The processor 10 may be a central processing unit, a network processor, or a combination thereof. The processor 10 may further include a hardware chip. The hardware chip may be an application-specific integrated circuit, a programmable logic device, or a combination thereof. The programmable logic device may be a complex programmable logic device, a field programmable logic gate array, a generic array logic, or any combination thereof.

The memory 20 stores instructions executable by the at least one processor 10, so that the at least one processor 10 executes the method shown in the above embodiments.

The memory 20 may include a program storage area and a data storage area. The program storage area may store an operating system and applications required for at least one function. The data storage area may store data created according to the use of the electronic device for displaying the applet landing page. In addition, the memory 20 may include a high-speed random-access memory, and may also include a non-transitory memory, such as at least one disk storage device, a flash memory device, or other non-transitory solid-state storage devices. In some optional implementations, the memory 20 may optionally include a memory remotely provided relative to the processor 10, and these remote memories may be connected to the electronic device through a network. Examples of the network include but are not limited to the Internet, an intranet, a local area network, a mobile communication network, and combinations thereof.

The memory 20 may include a volatile memory, for example, a random-access memory; the memory may also include a non-volatile memory, for example, a flash memory, a hard disk, or a solid-state disk; the memory 20 may also include a combination of the above-mentioned types of memories.

The electronic device also includes a communication interface 30 for communicating with other devices or communication networks.

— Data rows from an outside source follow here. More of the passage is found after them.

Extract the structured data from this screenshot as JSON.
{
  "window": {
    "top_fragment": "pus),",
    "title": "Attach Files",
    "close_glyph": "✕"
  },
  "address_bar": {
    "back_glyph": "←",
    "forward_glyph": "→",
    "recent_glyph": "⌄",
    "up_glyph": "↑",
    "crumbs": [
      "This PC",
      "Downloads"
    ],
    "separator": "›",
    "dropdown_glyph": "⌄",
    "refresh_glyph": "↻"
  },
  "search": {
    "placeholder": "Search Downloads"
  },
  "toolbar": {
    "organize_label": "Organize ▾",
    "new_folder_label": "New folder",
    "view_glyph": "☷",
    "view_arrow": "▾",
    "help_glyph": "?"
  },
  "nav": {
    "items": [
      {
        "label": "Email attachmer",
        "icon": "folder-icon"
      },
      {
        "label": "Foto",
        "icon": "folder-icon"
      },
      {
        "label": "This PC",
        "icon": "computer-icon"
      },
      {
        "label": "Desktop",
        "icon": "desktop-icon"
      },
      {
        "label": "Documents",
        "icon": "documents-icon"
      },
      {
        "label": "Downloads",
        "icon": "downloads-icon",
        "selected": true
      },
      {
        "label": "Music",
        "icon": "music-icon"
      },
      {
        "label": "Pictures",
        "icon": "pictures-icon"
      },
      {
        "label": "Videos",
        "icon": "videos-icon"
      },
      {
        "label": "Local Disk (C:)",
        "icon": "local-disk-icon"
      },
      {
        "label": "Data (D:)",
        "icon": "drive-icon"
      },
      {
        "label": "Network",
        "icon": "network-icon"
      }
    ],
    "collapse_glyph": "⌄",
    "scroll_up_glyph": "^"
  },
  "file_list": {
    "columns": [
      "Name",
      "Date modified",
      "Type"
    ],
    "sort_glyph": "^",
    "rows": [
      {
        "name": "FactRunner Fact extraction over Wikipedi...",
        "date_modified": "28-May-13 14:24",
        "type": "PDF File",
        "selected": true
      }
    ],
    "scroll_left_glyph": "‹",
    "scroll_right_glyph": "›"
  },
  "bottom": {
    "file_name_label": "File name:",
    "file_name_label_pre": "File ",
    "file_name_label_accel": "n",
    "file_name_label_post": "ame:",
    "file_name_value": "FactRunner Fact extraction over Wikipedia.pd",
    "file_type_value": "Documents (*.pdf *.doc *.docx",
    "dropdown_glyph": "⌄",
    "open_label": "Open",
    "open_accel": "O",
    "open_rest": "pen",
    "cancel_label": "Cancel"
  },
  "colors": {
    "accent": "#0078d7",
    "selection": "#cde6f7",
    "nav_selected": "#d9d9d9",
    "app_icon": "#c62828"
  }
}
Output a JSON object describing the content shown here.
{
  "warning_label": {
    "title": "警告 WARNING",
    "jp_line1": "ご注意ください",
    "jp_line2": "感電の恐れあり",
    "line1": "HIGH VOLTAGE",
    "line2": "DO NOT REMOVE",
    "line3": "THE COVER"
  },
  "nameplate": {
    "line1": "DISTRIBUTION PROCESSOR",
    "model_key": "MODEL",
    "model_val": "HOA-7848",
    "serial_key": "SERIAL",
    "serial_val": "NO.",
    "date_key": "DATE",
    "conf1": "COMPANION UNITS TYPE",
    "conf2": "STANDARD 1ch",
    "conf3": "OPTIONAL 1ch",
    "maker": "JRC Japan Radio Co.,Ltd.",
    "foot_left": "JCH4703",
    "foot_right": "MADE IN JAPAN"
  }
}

The embodiments of the present disclosure also provide a computer-readable storage medium. The method according to the embodiments of the present disclosure can be implemented in hardware, firmware, or computer code that can be recorded on a storage medium, or computer code originally stored in a remote storage medium or a non-transitory machine-readable storage medium and downloaded via a network and to be stored in a local storage medium, so that the method described herein can be stored in such software processing on a storage medium using a general computer, a dedicated processor, or programmable or dedicated hardware. The storage medium may be a magnetic disk, an optical disk, a read-only memory, a random-access memory, a flash memory, a hard disk, or a solid-state disk, etc.; further, the storage medium may also include a combination of the above-mentioned types of memories. It can be understood that a computer, a processor, a microprocessor, a controller, or programmable hardware includes a storage component that can store or receive software or computer code, and when the software or computer code is accessed and executed by the computer, the processor, or the hardware, the method shown in the above embodiments is implemented.

Although the embodiments of the present disclosure are described with reference to the drawings, persons of ordinary skill in the art may make various modifications and variations without departing from the spirit and scope of the present disclosure, and such modifications and variations all fall within the scope defined by the appended claims.